Something is going on with your significant other. And it ain't good. There is no doubt in your mind that they are fooling around but it appears like they know that you know. So the obvious cheating spouse signs that you read about are not there. Or at least not anything that you can definitely point out.

The smell of some different fragrance? Nope. Working longer hours? Not. Changing their appearance for the other person? As far as you can tell your spouse looks the same.

But you cannot shake your suspicions or the certainty that all is not well. For a brief moment you tell yourself that this is nothing more than your imagination running amuck. That is until your intuition makes its voice heard loud and clear. You are not being paranoid something really is going on.

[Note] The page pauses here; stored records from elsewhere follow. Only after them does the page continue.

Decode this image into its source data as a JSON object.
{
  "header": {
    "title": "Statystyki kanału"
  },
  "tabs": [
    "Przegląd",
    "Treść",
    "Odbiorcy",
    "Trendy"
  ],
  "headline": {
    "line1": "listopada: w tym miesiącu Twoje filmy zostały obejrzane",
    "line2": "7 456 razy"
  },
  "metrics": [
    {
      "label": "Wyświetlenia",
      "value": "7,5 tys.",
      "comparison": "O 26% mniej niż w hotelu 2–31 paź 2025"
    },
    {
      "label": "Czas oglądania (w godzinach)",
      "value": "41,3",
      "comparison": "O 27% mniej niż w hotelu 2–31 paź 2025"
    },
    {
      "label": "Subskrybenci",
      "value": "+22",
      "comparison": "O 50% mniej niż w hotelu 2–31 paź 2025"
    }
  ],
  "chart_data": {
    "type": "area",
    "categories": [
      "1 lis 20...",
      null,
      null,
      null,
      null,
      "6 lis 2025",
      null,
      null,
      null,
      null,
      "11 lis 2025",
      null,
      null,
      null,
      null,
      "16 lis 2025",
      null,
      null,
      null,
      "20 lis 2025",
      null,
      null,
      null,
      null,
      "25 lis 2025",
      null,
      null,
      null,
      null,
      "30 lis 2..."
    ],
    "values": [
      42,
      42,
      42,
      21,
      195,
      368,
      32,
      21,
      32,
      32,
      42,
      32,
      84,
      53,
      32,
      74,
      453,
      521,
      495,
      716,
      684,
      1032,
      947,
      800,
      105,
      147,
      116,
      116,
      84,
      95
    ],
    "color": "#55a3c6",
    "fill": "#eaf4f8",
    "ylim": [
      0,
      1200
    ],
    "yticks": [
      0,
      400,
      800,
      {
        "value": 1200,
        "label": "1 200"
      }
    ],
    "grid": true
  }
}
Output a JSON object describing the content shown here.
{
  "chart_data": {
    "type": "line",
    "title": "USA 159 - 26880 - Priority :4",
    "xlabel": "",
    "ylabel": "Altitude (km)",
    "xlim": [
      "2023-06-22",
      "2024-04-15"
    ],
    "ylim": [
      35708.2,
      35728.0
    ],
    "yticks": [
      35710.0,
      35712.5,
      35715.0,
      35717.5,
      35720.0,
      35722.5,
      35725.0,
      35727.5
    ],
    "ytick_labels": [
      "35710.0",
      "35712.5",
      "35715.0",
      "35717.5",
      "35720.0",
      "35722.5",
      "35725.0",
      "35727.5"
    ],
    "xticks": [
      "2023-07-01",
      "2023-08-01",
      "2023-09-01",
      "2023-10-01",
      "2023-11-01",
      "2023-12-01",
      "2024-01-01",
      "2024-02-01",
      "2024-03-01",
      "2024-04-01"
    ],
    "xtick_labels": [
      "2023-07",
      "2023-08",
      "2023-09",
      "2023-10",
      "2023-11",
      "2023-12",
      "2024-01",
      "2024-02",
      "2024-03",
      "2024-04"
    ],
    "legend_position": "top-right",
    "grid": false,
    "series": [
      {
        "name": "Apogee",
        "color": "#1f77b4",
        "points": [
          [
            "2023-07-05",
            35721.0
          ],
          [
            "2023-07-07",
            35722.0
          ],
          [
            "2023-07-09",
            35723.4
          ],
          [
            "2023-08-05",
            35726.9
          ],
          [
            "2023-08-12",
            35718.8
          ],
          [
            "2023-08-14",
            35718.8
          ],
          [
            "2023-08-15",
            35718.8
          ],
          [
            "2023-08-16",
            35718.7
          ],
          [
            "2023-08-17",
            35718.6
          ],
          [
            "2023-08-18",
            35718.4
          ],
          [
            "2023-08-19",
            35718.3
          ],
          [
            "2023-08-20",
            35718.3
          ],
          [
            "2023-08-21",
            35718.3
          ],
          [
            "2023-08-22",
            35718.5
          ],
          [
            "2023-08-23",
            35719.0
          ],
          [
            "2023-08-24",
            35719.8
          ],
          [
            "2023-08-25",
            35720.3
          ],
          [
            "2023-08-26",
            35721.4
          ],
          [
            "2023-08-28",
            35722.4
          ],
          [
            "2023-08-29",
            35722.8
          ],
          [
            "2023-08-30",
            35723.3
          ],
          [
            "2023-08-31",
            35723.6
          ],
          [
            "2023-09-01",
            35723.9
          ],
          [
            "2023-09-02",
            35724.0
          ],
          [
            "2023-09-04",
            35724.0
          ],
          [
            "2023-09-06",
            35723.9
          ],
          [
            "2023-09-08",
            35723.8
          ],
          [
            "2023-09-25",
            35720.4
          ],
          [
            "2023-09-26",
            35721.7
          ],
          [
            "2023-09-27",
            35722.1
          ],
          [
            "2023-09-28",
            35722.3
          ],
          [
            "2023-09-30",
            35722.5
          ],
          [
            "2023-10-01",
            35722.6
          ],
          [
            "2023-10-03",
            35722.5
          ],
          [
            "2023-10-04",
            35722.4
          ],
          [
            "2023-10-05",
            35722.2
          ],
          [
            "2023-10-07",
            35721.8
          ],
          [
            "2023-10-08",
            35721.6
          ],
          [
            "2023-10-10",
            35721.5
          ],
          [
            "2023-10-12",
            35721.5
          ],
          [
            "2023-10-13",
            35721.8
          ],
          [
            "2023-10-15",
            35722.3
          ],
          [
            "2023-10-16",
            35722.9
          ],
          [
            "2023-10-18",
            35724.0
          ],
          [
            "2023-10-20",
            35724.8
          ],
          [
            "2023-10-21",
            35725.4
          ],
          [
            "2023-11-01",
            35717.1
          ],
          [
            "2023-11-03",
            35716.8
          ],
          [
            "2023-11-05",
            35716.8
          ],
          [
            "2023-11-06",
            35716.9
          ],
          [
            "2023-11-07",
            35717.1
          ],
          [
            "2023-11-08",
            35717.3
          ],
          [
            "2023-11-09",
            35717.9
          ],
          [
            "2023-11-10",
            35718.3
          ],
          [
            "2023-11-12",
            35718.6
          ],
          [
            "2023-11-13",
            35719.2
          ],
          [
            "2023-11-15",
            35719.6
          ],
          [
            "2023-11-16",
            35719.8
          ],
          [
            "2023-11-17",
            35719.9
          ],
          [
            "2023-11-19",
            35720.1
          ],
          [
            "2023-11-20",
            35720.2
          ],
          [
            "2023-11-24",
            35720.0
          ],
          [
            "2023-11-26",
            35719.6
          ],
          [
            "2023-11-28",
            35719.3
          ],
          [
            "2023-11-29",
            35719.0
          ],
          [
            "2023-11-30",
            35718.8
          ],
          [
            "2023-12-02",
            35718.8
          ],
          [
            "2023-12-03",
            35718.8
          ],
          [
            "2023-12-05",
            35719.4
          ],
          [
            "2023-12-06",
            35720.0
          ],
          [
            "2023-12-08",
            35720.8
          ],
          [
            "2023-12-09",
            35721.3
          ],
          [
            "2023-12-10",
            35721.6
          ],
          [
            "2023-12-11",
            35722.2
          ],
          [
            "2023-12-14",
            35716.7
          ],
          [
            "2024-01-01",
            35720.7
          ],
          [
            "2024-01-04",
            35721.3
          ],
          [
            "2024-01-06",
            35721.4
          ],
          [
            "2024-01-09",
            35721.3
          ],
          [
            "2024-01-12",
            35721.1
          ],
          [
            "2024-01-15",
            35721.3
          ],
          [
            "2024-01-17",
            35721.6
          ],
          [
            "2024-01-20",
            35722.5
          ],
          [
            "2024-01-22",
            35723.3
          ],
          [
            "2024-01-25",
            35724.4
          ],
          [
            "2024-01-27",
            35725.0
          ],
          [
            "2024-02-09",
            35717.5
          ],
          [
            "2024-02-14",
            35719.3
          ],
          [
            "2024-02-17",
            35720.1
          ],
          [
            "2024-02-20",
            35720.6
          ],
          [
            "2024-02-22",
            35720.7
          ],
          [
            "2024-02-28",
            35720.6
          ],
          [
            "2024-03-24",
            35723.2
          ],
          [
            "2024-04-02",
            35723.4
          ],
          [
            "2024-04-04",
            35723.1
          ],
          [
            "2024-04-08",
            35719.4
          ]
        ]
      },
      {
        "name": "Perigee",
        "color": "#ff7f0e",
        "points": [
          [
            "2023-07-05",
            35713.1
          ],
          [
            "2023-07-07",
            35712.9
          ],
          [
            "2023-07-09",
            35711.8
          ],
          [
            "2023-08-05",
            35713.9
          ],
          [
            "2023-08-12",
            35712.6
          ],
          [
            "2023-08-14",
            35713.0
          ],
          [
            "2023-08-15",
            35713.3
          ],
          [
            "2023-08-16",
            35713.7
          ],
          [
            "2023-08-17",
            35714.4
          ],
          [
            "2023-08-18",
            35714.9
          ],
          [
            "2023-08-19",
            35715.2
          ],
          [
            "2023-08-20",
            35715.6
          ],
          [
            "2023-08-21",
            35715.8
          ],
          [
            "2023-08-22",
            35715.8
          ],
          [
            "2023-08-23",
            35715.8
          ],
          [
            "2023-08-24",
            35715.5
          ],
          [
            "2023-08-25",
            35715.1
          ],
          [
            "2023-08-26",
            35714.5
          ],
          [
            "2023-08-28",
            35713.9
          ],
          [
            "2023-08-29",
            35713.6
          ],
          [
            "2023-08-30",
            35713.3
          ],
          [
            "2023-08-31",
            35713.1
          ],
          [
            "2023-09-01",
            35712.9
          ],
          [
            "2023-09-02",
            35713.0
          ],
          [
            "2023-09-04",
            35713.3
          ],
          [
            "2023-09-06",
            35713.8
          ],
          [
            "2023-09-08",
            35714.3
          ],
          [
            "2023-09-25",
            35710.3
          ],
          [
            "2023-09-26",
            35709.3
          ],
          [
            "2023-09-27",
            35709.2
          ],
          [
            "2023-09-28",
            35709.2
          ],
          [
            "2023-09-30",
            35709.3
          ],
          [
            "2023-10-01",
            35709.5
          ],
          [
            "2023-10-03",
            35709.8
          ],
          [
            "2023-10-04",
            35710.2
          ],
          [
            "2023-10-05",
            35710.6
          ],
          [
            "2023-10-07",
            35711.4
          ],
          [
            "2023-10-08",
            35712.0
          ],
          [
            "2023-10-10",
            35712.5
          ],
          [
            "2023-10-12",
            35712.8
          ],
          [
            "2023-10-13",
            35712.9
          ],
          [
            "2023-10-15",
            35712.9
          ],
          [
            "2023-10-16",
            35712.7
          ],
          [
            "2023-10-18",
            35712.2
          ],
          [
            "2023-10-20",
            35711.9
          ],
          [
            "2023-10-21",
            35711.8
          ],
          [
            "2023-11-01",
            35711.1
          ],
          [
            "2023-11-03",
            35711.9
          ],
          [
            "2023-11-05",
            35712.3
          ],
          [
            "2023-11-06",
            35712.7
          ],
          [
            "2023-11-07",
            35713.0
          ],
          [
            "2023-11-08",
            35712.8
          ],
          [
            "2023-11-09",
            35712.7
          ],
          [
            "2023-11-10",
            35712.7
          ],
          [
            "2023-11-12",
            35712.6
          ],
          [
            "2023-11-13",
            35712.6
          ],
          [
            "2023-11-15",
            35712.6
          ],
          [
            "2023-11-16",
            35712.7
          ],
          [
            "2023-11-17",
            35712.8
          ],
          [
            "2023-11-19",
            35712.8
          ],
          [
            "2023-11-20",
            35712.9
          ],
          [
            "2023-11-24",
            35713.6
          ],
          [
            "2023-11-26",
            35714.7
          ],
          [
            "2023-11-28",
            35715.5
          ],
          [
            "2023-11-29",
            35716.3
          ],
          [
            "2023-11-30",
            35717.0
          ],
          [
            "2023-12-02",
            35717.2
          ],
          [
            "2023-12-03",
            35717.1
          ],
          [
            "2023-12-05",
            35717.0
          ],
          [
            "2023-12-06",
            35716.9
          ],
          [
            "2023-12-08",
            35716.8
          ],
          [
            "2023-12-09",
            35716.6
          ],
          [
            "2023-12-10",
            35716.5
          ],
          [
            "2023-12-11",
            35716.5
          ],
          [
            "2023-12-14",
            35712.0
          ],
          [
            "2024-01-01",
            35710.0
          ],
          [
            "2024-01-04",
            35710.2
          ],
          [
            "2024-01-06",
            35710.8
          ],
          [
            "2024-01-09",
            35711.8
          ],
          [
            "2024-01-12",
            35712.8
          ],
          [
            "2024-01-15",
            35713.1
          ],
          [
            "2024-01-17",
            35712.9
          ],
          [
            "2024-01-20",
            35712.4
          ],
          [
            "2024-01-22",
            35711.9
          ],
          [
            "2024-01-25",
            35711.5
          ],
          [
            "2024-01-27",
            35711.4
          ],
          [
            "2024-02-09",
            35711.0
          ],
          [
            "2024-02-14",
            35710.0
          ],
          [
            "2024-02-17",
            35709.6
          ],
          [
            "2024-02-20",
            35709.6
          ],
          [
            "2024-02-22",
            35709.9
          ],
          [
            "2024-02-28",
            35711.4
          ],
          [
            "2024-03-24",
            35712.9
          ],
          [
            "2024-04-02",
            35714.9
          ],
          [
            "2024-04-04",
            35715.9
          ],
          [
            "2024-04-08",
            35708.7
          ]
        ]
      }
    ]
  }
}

You think about hiring a private detective but the thought of doing that bothers you something awful. And not just that you would be employing a third party to spy on your spouse but also you would have to pay for it. Investigators especially the ones that are experienced and come highly recommended do not come cheap. So if you hire one and they find nothing then not only will you be embarrassed but you will also be out a considerable amount of cash.

You could always check out the financial statements from your credit cards and see if there is anything that looks out of place. Of course if your spouse has their own separate accounts that may not be possible. Even if the two of you share the same account an odd charge here or there can easily be explained (indeed quite a number of philandering spouses have gotten good at doing just that).

One solution is to start paying close attention to what your spouse is saying and compare it with some of their previous statements. To do this may require you to invest money in your own private journal. Nothing fancy just a notebook or something similar where you can start accurately detailing what is going on.

Some of the inconsistencies may just come out naturally during the course of having a regular conversation with your spouse. But understand there are going to be sticking points and the only way to get to the root of them is to ask questions.

This is where you are going to have to practice a little slickness of your own. Your questions need to come off as just part of the conversation. If it becomes obvious to your significant other that the only reason you are asking these questions is you are trying to catch them in something then they may turn the tables and give you a double dose of lying that you cannot make heads or tails out of. You have to be a little clever to carry on an extramarital affair so do not underestimate them.

Be careful with your journal. Make sure you store it in a place safe from searching eyes. Also be careful of sharing it or your suspicions with anyone including your best friend that you may have known and trusted since grade school. This is an undertaking which you should go about alone.

Understand that recording all of the lies is not the end of the process. It's a means to the next step which is to gather more concrete evidence on your spouse's infidelity.

You don't like how you feel and would love to be mistaken. But you know you are not. This is going to be a painful job and unfortunately a necessary one.